The other side of Eva's family also had some cinematic form. Indeed, it can be said that cinema actually brought about her birth. Back in the late 1950s, the French author Robert Bresson was putting together a film called Pickpocket, co-financed by Svensk Filmindustri. To receive this Swedish money, he was forced to cast a number of Swedish actors, and one of them was Marika Green, Walter's older sister, then a student. She would horribly treated girlfriend of compulsive, self-destructive anti-hero games, redeeming him in the end (the film would be a huge influence on Paul Schrader's Taxi Driver). Come the mid-sixties, Bresson was making his classic Au Hasard, Balthazar for the same companies and required Sweden again. Getting in touch with the Green family - the only Sweden he knew in Paris - he came to Walter, who Bresson is famous for its use of non-actors, was quickly tossed. At the same time, Godard made Masculin, Feminin, a production financed by Svensk Filmindustri. The cast and crew of the two films would come into close contact, Godard gets it on with Balthazar star Anna Wiazemsky and Walter Green with Marlene Jobert.
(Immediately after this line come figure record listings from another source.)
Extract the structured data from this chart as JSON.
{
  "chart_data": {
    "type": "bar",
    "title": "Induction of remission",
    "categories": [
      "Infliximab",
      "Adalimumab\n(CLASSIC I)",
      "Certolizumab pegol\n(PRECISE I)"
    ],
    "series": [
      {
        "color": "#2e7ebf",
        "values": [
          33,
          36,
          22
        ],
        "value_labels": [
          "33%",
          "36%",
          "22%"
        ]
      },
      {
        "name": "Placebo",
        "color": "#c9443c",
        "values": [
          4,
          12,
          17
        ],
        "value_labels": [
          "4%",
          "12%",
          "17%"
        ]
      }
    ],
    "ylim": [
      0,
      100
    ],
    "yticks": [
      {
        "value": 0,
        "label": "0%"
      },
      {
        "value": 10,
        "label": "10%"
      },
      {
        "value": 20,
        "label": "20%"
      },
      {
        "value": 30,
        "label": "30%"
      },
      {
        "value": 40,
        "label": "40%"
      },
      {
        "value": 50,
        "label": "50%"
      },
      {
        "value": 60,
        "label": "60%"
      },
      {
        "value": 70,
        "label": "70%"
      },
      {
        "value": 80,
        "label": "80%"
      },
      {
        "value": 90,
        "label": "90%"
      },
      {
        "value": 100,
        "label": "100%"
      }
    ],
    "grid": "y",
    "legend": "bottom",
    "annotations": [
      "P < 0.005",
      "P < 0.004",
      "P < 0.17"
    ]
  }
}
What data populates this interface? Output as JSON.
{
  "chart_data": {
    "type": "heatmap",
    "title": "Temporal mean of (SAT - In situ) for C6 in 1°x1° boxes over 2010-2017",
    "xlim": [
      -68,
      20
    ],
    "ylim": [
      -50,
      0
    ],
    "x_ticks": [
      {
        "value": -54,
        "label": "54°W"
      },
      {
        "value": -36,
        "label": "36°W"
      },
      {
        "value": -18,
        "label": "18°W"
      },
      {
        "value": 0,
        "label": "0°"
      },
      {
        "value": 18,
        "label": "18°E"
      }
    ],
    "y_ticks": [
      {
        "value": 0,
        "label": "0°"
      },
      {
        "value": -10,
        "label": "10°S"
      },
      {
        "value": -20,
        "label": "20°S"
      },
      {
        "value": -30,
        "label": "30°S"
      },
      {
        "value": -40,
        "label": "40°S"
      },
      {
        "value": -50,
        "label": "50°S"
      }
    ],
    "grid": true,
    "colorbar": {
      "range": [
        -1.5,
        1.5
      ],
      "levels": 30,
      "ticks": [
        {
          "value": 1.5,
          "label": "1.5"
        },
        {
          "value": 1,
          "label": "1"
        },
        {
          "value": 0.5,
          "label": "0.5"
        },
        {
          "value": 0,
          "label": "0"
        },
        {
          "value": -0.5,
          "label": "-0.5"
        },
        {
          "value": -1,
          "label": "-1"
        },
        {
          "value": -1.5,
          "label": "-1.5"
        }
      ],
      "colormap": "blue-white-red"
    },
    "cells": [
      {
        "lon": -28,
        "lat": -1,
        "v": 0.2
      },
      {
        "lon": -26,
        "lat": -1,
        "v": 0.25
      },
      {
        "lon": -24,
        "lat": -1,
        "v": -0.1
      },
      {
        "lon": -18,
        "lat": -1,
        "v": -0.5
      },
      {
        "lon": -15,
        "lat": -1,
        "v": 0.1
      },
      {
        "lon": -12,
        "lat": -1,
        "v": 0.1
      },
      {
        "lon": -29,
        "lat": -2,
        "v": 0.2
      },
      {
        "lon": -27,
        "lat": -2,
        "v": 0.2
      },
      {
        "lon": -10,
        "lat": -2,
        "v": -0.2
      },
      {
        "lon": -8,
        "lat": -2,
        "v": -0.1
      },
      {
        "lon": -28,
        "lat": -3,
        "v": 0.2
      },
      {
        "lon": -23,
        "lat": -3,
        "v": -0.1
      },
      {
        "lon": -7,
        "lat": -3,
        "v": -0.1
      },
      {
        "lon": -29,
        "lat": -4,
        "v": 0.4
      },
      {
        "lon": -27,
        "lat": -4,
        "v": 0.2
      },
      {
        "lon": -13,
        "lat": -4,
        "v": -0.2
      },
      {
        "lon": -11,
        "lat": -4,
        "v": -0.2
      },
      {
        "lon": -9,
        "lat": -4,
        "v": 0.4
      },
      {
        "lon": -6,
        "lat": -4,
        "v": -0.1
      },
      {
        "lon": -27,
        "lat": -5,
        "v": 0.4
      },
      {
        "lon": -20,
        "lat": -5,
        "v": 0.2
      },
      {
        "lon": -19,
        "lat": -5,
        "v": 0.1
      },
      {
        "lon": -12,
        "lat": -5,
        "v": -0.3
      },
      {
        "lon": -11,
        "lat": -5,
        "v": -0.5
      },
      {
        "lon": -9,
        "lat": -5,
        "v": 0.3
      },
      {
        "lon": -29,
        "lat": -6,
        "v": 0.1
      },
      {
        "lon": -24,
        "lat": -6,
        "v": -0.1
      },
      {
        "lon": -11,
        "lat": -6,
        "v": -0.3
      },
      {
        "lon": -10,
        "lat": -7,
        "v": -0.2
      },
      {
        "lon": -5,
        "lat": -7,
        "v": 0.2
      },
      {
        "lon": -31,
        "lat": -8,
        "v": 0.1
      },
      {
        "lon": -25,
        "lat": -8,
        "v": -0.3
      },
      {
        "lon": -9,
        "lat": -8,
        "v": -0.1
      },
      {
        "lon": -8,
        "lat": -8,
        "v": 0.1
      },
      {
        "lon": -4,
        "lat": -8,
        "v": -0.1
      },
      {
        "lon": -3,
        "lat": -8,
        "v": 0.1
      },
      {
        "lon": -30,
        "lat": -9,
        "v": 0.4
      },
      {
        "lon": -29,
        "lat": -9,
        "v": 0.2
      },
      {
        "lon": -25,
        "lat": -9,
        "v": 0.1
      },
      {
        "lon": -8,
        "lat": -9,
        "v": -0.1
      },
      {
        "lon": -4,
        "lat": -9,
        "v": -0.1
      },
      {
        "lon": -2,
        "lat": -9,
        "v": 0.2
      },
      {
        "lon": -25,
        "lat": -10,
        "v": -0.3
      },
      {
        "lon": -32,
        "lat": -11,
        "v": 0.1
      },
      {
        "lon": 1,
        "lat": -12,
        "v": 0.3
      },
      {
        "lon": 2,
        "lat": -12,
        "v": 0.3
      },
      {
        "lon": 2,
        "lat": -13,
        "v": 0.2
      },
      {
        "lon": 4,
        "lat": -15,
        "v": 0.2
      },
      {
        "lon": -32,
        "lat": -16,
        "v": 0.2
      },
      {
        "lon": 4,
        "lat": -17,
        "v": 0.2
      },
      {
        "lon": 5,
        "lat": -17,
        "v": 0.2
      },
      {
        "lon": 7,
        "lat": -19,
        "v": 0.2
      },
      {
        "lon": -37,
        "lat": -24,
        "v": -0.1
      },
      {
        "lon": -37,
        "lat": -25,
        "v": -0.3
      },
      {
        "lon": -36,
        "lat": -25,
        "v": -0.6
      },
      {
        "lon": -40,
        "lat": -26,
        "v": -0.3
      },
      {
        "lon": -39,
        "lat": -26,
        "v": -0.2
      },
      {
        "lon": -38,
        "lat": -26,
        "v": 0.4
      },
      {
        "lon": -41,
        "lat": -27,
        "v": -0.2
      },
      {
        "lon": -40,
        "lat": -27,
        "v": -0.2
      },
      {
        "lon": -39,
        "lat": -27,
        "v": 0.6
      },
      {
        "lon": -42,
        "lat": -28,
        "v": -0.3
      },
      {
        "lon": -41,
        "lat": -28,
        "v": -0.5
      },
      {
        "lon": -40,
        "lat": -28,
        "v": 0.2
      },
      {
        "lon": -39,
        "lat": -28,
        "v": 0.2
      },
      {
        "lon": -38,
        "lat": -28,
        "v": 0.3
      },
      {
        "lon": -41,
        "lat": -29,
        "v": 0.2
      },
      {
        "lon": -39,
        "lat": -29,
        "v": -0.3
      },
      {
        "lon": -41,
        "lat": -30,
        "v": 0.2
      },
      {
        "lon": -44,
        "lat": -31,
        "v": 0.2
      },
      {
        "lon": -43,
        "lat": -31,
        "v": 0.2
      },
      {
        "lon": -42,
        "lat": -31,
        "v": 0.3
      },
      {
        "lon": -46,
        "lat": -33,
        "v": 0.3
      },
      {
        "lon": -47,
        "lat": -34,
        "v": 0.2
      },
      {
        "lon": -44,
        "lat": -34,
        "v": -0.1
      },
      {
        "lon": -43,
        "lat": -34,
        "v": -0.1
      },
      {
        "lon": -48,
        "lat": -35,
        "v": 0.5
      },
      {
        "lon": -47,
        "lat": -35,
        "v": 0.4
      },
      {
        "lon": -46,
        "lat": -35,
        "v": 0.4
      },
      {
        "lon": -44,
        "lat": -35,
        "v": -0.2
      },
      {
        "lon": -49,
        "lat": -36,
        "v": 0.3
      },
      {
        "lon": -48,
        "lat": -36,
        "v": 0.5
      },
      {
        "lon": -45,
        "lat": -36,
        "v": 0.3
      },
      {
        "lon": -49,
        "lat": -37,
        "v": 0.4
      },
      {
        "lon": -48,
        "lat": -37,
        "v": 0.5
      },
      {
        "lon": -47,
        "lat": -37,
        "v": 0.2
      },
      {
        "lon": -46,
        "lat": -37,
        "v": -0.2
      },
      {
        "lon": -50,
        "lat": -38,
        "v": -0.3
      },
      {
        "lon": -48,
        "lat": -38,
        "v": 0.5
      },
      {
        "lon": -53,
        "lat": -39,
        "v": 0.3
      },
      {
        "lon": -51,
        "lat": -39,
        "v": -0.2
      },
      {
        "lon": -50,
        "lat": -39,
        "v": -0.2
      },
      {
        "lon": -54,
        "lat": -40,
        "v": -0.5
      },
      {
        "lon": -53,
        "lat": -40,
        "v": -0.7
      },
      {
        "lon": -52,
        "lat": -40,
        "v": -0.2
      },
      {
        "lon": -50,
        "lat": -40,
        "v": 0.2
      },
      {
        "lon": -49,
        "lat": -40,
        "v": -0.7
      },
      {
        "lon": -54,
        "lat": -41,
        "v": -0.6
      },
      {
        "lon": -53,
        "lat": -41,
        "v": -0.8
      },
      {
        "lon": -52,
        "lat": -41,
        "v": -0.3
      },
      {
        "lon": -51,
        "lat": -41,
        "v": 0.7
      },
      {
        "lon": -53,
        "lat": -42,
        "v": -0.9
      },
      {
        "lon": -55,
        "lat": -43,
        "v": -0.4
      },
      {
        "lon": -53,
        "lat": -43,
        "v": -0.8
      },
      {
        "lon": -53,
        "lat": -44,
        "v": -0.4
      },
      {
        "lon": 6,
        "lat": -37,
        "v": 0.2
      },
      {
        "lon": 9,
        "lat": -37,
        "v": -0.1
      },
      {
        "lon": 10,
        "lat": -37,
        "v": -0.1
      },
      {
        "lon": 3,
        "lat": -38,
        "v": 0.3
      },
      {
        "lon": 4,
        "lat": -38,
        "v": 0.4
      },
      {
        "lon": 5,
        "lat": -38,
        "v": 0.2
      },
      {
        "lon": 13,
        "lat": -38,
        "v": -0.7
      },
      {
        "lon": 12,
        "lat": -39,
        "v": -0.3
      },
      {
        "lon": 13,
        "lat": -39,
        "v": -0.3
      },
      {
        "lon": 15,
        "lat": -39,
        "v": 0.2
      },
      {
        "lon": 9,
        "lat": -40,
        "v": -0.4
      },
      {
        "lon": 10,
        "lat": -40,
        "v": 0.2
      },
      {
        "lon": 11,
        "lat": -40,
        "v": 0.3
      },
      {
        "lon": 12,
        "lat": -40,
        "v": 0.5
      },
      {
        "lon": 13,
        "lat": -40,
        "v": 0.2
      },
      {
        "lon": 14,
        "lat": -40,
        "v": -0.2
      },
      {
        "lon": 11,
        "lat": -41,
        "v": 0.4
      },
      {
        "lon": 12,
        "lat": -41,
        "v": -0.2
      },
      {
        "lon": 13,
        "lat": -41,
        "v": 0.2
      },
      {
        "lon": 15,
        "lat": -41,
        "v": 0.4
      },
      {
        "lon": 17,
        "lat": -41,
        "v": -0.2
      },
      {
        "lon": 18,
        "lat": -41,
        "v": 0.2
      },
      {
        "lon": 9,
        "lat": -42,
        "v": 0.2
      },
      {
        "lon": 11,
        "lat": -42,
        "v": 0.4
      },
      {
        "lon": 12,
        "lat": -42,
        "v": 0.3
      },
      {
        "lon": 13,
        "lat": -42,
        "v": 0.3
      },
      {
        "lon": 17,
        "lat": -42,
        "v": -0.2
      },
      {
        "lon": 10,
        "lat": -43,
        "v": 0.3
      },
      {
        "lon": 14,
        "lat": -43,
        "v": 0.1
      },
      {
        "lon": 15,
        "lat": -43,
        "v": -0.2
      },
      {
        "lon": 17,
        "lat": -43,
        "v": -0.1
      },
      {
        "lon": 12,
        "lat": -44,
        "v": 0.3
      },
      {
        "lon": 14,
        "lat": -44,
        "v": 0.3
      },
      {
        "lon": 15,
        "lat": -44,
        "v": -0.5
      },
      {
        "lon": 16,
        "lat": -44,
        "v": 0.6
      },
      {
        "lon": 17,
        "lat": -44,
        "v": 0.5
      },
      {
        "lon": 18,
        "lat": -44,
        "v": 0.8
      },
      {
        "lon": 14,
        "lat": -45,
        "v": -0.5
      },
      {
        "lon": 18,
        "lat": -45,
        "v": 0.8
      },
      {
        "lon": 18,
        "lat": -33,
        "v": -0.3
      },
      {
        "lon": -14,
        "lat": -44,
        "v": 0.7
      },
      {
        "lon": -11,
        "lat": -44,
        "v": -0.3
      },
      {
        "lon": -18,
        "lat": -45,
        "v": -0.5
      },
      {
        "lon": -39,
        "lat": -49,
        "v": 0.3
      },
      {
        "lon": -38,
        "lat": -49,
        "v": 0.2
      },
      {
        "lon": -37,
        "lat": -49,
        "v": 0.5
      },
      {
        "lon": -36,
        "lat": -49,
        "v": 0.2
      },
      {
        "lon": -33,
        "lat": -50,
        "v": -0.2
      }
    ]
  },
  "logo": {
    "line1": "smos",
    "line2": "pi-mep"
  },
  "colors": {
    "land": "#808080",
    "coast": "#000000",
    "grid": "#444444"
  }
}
So, given the background of her family, it was not surprising that actress Eva Green would be. But there was more to it than that - the controversial nature of her debut would also echoes of her family thespian past. Rider In The Rain, Marlene Jobert was raped by an escaped maniac, then killed him and lost her mind. Maurice Pialat's 1972 classic Nous Ne Pas Ensemble Vieillirons she'd been confused and terrified mistress of an insane and brutal filmmaker. Both performances had caused a furore. Marika Green, meanwhile, which had appeared in the title role of The Girl Across The Way, co-written by Roman Polanski, and along Jobert in Rider On The Rain would also score a meaty role in Emmanuelle, a piece of soft porn innocence the biggest box office hit ever was France. Here Sylvia Kristel, playing the young wife of a diplomat, would erotic salvation in the arms of many, including lesbian archaeologist to search Green's before discovering that the ultimate turn-on is to be taken from behind by a sweaty Thai boxer . As if we did not already know. Given these performances, and much more, it was almost predictable that Eva's debut, The Dreamers, should be as sexually explicit.